Мат «на районе»

Саша Денисова
12 марта 2009, 00:00

В Театре.doc совместно с Центром драматургии и режиссуры Михаил Угаров и Марат Гацалов поставили пьесу белоруса Павла Пряжко «Жизнь удалась». Количество нецензурной лексики в ней зашкаливает — даже для театра современного и экспериментального. Слово на букву «б» употребляется 95 раз. В театре специально сосчитали

Мой сосед в зрительном зале не выдерживает: «Это не пьеса, а быдлодром!» Его можно понять: кроме 95 слов на букву «б» в пьесе много слов и на другие буквы. И проблематика ее от этого может показаться невысокой. Может даже возникнуть воп­рос: а искусство ли это или документально зафиксированная беседа у ларька, допустим, в Выхино? Известно ведь: скажешь в спектакле матерное слово — и зал оживляется. Но это не о пьесе «Жизнь удалась». 

Написал эту вещь минчанин Павел Пряжко. С виду он гений. Об этом красноречиво говорят два факта.

Факт первый: как-то раз мы с драматургами пошли в гастроном — нам нужно было купить алкоголь и подарок английскому гостю. Мы купили водку и чебурашку. Пряжко в вино-водочный отдел идти отказался. Он взял на руки чебурашку и задумчиво стоял со зверем возле касс, пока мужчины упоенно выбирали бутылку.

Факт второй: когда Пряжко спросили, какие проблемы в современном мире самые злободневные, он сказал: проблема части и целого.

Пряжко активно ставят в Москве. Это и «Трусы» Театра.doc и Центра драматургии и режиссуры, и «Третья смена» в Театре имени Йозефа Бойса.
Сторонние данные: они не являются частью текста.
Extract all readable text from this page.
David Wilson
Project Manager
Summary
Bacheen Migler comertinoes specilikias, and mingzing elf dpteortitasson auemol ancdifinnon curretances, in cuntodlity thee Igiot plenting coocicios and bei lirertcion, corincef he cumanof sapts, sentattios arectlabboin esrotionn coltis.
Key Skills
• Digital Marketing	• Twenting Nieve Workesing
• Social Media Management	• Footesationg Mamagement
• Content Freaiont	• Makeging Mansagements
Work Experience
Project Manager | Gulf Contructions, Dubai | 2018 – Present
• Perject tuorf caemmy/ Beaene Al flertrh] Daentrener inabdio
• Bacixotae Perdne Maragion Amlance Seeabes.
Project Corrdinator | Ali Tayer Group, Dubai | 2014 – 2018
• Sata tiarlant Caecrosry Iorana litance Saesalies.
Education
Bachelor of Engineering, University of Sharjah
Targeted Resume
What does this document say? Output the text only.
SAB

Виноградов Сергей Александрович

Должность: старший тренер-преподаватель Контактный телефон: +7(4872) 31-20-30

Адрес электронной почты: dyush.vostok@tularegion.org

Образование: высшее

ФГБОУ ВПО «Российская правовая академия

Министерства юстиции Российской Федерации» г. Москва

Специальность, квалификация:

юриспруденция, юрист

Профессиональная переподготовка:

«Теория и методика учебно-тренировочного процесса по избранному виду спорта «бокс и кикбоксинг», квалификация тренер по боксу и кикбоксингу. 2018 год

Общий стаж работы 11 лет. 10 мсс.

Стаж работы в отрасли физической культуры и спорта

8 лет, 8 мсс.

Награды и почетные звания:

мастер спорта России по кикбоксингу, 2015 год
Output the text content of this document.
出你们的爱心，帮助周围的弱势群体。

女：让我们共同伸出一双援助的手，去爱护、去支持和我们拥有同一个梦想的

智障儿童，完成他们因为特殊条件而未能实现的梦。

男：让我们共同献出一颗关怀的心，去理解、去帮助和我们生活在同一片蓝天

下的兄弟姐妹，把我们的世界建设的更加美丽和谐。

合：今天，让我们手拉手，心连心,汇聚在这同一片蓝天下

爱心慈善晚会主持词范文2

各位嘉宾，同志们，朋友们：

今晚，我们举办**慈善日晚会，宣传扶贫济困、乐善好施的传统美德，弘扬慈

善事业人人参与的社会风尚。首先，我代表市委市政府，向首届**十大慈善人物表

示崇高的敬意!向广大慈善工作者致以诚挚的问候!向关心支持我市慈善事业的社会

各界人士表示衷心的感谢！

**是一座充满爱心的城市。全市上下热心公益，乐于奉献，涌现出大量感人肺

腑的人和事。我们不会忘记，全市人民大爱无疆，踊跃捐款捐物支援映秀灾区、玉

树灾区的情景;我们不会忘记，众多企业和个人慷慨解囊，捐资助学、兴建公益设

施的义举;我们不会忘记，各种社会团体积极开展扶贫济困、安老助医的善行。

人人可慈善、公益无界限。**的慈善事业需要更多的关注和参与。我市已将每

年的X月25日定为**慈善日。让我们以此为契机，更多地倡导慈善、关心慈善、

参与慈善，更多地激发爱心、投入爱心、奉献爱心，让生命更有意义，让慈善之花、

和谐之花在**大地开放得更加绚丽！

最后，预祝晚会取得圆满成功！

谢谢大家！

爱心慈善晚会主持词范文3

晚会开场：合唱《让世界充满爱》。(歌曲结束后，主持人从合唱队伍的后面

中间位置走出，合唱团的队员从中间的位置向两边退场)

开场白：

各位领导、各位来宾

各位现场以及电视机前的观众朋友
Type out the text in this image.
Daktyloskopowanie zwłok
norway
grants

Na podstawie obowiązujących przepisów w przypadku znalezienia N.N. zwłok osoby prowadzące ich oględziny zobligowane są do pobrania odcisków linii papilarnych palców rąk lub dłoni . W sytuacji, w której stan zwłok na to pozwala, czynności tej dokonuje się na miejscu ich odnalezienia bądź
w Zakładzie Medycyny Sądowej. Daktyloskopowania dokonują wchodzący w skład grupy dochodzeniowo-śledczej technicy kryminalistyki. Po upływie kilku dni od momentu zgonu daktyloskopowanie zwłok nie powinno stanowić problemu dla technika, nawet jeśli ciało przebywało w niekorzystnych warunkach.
Его пьесы полны острого напряжения, саспенса — хотя это не бог весть какие боевики: события разворачиваются в повседневнос­ти — в летнем лагере, в маршрутке.

В пьесе «Жизнь удалась» две школьницы-оторвы и двое братьев-физруков бодяжат водку с пивом в спортзале. Проблемы у них следующие: у одних кол по химии, у других урок, а они на ногах не стоят. Диалоги: «Дай запить!» — «Дай докурить!» — «Дай пепку!» (пепельницу). Языка нет, есть какой-то «тык-мык», междометия, восклицания. Но сквозь эту безъязыкую муть прорываются чувства и мощный человеческий конфликт. Одна из героинь, Лена, должна выйти замуж за Алексея, а любит Вадима. Алексей, жертва обмана, естест­венно, ни о чем не знает. Получается «Тристан и Изольда», «Илиада» или «Отелло» — только сюжет снят с котурнов, лишен высокой романтики, спущен на дно жизни, в ад. И переведен на мат. А что ж им, гекзаметром изъясняться?

Пряжко удается создавать действие, не используя литературный язык. Вот свадьба, жених заснул в туалете, а невеста целуется с бра­том-соперником, рискуя быть застигнутой. Вот они едут в маршрутке, и пьяный жених рвется свою печаль утолить в конфликте с водителем. С одной стороны, пьяный бред, а с другой — Шекспир. Потому что сделано мастерски. А на каком языке? Да хоть на суахили.

 pic_text1

Если бы интеллигентный человек услышал это в маршрутке, он отсел бы, да еще и воротник поднял. Для нас это жизнь хулиганья и отребья. А в театр мы на это идем. Потому что театр, да и искусство вообще, дает возможность увидеть в окружающих не источник агрессии, а людей.

Об этом снимают кино Борис Хлебников и Валерия Гай Германика. Об этом же — сериал того же Угарова о молодежной жизни «Любовь на районе». Отдельные критики рвут на себе волосы: на сцены и экраны просачивается рвань, пьянь и наркомань. Мол, почему интеллигенция тянется к низовому, маргинальному, у нее что, своих проблем нет? А почему Горький писал «На дне», Куприн — «Яму», а Достоевский — «Бедных людей»? Если интеллигенция, как Орфей, не спускается в ад, грош ей цена. Потому что больше спускаться некому: остальные и так уже там.

— Интеллигенция тоже говорит на мате, пусть он более ироничен и художественен, — говорит мне Михаил Угаров. — И в Кремле его тоже употребляют. Для героев пьесы мат — единственный энергетический выход, как для всех тех, кто пребывает в полном анабиозе.

Но мат мату рознь. Придешь иногда на выставку современного искусства, а там художник двадцать минут выкрикивает нецензурные слова. Все вокруг стоят и хихикают, но количество в качество не переходит. Зачем кричал, что хотел сказать?.. Тут ведь важно, чтO ты говоришь — английским языком, русским или матом. А если ничего — тогда и говорить нечего.